Critique de L’Homme de demain

Me suis aperçu qu’il est bien plus stressant pour les auteurs de glisser quelques lignes à peine par texte. Dont acte :

La frontière des rêves (Tesha Garisaki au stylo, Cham et The Hyde’s Asylum au pinceau)

Balade douce-amère dans un univers administré par une I.A (OmnIA) qui rehausse le quotidien. La narratrice rend visite à un territoire hors connecté, et le retour au « réel connecté » éveille chez elle des soupçons. Ses souvenirs et connaissances sont-ils réels ? Court et enchantant, la fin m’a rappelé Brazil, de Ian McDonald (en lien).

Vintage Porn Star (éjaculé par Mathieu Fluxe et reluis par Corvis)

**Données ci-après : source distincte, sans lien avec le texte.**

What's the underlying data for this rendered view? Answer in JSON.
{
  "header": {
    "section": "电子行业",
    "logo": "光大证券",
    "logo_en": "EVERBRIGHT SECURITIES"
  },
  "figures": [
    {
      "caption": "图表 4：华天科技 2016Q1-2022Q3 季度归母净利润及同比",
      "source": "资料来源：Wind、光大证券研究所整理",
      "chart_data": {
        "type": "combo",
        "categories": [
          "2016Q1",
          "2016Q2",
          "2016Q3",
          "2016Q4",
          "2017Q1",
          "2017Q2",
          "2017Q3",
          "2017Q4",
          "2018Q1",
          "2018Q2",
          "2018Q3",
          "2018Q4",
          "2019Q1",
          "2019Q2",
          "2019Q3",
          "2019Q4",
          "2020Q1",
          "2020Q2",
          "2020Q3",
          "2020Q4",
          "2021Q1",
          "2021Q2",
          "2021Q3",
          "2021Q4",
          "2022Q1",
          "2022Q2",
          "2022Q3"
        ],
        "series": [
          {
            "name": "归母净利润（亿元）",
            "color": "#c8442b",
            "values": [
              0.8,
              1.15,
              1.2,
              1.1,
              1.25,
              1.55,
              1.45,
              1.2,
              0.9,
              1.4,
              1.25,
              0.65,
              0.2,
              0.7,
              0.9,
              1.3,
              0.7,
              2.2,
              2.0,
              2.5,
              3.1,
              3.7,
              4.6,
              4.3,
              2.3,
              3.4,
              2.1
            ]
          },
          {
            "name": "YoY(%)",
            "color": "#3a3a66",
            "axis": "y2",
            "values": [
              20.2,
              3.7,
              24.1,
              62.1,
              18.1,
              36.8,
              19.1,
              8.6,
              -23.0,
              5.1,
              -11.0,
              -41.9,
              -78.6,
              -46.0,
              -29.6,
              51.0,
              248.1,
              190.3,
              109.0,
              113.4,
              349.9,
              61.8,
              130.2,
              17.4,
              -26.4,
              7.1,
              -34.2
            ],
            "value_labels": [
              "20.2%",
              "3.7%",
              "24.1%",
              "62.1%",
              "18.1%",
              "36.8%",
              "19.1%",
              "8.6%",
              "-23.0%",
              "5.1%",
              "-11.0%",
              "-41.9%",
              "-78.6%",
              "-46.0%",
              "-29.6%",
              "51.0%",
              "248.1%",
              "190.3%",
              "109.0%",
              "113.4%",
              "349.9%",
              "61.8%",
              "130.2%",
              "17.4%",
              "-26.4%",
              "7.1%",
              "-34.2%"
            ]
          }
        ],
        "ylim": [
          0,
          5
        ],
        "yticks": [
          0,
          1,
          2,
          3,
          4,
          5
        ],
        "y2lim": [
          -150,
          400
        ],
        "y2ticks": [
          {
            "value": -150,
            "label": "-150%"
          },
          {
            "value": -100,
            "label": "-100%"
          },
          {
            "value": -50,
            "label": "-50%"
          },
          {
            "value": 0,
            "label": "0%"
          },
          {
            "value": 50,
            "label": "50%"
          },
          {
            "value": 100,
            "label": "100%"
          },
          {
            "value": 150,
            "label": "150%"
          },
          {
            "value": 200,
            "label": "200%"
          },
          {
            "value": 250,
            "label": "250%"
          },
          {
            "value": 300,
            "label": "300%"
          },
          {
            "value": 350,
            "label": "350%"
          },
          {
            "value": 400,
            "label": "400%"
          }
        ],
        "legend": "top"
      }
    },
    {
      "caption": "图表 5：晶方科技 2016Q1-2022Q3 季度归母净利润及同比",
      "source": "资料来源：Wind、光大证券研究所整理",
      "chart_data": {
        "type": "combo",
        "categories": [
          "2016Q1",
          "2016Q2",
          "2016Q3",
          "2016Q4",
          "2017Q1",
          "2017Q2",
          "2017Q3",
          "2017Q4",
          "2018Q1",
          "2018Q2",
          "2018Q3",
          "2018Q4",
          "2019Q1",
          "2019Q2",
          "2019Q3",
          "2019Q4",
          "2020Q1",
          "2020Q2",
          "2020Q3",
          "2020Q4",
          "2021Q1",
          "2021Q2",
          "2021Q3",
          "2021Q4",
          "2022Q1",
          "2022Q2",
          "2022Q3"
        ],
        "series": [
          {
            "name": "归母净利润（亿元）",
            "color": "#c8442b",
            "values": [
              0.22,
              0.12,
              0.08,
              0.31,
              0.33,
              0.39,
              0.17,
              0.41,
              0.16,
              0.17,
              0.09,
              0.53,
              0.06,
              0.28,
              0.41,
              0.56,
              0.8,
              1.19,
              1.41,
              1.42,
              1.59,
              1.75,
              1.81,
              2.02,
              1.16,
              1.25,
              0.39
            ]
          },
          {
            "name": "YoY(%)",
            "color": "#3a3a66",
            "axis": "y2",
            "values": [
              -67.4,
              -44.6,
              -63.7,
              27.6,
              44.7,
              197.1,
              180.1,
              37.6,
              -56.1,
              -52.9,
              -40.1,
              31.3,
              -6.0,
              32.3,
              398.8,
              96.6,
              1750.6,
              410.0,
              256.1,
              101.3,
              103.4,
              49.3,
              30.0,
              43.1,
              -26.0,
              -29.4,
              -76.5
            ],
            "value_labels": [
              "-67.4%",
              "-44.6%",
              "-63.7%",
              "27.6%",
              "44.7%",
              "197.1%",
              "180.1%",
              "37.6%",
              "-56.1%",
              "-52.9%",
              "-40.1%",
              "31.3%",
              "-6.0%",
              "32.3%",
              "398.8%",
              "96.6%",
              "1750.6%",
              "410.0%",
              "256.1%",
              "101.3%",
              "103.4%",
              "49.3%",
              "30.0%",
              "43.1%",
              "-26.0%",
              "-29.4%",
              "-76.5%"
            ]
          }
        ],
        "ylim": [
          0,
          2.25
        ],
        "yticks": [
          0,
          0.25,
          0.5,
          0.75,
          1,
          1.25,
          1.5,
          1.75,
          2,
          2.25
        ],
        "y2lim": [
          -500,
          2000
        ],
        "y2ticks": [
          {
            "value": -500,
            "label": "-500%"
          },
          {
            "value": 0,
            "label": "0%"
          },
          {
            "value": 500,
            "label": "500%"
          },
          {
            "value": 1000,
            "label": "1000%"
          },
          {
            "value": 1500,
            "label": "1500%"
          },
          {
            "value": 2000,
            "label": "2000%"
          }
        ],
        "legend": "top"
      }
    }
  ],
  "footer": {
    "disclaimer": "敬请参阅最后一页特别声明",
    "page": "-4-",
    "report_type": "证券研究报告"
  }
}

En l’an 2036, y’a plus beaucoup d’humains à cause d’une épidémie foudroyante. Du coup, baiser = se reproduire. Plus de sexualité, le porno est le pire crime existant sur la planète. C’est sans compter deux protagonistes qui proposent, en sous main, des films X. Narration prenante par flashbacks et qui n’est pas sans rappeler du Chuck Palahniuk, ça se vaut. Gros coup de cœur sur le dessin, hilarant.

Paradise4 (proposé par Émilie Querbalec, dessins du sempiternel Maniak)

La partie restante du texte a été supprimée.